Eryiğit, Avcılar ilçesine bağlı Yeşilkent ve Firüzköy mahallelerinde yapılan çalışmalardan örnek vererek kelamlarını sürdürdü:
“Bu iki mahalle, Küçükçekmece Gölü kıyısında bulunmaktadır. Eşkinoz Deresi bu mahallelerden geçerek göle ulaşmaktadır. Bu derenin göle ulaştığı kısım balçık ile dolduğu için önü kapanmıştır ve geriye hakikat basarak büyük bir sazlık alan oluşturmaktadır. Cins tayini yapmak için alan etrafına ve içerisine ışık tuzakları kurulmuştur. Cinsler tespit edilerek gayret biçimi ona nazaran belirlenmektedir. Etrafta sivrisinek uçkunu görüldüğünde akşam saatlerinde Mist blower ve ULV aracı yüklü aygıtlarla müdahale edilmektedir. Mahalleler içerisinde de ULV ilaçlaması yapılmaktadır.

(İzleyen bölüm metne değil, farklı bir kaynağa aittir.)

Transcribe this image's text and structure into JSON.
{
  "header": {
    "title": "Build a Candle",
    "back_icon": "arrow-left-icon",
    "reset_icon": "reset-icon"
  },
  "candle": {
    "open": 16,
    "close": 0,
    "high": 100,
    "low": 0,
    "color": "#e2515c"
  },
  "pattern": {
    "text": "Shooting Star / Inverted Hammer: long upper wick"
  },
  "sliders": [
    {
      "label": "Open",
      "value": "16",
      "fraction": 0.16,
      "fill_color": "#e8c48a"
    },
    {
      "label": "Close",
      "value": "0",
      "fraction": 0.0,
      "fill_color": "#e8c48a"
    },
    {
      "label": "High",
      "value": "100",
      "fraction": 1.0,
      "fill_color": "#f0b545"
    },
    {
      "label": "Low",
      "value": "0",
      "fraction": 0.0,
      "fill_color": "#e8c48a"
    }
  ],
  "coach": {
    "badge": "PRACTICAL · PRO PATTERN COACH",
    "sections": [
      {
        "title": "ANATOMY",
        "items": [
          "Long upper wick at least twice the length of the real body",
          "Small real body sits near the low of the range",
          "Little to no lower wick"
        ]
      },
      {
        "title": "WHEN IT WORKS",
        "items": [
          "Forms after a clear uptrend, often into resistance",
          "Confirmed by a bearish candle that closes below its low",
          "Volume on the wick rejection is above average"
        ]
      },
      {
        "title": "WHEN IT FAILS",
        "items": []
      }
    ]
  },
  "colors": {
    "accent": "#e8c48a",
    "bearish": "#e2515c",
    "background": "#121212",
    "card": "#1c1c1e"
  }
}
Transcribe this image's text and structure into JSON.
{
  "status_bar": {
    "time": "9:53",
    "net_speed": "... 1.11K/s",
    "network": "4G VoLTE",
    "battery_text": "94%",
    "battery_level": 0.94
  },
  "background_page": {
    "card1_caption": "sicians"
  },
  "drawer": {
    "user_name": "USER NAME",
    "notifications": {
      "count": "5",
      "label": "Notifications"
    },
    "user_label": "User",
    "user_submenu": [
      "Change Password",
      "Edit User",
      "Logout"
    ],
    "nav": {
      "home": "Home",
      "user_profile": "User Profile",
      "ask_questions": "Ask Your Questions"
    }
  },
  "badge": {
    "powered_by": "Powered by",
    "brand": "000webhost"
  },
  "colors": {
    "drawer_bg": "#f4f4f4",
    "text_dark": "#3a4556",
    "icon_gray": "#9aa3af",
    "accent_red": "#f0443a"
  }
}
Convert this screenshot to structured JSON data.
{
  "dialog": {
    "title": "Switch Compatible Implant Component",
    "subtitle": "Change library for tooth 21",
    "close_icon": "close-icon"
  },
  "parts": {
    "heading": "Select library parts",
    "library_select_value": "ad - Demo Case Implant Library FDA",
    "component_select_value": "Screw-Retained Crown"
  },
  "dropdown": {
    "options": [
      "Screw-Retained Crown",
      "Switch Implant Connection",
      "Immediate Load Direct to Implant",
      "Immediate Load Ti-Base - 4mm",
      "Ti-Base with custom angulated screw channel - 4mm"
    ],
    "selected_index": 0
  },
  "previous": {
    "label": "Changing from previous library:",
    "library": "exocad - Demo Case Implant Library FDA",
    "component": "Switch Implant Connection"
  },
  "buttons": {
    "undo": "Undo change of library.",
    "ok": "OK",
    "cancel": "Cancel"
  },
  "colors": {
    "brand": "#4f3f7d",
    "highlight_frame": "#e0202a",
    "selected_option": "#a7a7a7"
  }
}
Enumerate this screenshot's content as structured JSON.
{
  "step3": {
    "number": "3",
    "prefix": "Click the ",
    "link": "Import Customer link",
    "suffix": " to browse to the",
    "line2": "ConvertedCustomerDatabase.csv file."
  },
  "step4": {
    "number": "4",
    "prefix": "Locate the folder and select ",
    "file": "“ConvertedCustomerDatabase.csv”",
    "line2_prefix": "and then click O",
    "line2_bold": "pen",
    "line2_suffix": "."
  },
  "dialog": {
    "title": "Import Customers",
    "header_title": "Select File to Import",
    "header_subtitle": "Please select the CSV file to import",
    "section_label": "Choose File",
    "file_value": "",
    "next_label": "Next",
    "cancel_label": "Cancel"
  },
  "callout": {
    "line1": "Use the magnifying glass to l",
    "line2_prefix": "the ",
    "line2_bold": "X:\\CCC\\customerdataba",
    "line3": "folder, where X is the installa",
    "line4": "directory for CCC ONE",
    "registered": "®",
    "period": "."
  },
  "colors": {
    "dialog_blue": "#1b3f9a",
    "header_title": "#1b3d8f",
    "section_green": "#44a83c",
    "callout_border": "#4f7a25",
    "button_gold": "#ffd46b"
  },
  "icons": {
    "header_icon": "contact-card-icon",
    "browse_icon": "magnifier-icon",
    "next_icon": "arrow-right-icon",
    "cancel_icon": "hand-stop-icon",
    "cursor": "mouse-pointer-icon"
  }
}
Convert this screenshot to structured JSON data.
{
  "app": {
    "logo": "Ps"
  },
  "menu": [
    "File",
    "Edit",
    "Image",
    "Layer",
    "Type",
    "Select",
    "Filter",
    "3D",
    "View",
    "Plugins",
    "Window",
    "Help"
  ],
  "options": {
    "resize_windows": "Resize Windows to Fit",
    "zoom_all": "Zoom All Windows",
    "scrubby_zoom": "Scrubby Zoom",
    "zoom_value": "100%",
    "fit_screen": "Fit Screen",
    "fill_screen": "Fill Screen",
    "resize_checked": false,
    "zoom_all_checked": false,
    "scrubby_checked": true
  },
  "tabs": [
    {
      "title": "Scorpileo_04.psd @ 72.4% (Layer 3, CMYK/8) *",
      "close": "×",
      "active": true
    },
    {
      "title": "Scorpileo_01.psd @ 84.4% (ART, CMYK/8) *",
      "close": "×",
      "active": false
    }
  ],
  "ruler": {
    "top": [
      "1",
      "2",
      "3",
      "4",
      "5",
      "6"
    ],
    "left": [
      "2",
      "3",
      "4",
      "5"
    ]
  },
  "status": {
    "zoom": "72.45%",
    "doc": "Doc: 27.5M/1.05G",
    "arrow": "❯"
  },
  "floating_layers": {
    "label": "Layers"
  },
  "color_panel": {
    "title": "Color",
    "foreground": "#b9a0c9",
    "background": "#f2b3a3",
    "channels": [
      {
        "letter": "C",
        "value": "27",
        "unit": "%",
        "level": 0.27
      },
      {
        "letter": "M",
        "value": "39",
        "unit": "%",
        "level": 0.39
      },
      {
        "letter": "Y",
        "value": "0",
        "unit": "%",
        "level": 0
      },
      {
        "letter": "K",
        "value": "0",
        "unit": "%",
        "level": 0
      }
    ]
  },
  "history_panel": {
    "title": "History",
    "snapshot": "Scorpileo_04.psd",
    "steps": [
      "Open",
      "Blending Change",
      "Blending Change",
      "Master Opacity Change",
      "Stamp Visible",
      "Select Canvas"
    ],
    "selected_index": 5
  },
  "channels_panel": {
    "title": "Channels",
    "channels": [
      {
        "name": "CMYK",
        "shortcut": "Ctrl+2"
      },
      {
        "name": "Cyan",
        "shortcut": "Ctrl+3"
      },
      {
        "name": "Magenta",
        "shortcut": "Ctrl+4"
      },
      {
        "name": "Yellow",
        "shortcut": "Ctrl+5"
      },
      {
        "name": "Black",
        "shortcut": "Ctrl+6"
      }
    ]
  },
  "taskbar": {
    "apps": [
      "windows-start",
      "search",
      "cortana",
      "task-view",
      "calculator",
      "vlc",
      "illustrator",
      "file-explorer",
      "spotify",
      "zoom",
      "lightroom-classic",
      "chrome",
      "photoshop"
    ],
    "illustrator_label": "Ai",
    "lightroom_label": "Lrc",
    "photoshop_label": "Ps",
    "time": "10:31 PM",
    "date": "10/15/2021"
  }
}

Bu alanda her hafta sulak sazlık alan arazi aracı ile tertipli bir halde sivrisinek larvasına karşı denetim ve ilaçlama yapılmaktadır. Birebir formda dere takımları ile de alan etrafındaki küçük birikintiler denetim edilip ilaçlanmaktadır. Sazlıkların büyümesi ve suların kurumayarak devamlı geriye gerçek basması çabayı zorlaştırmaktadır.”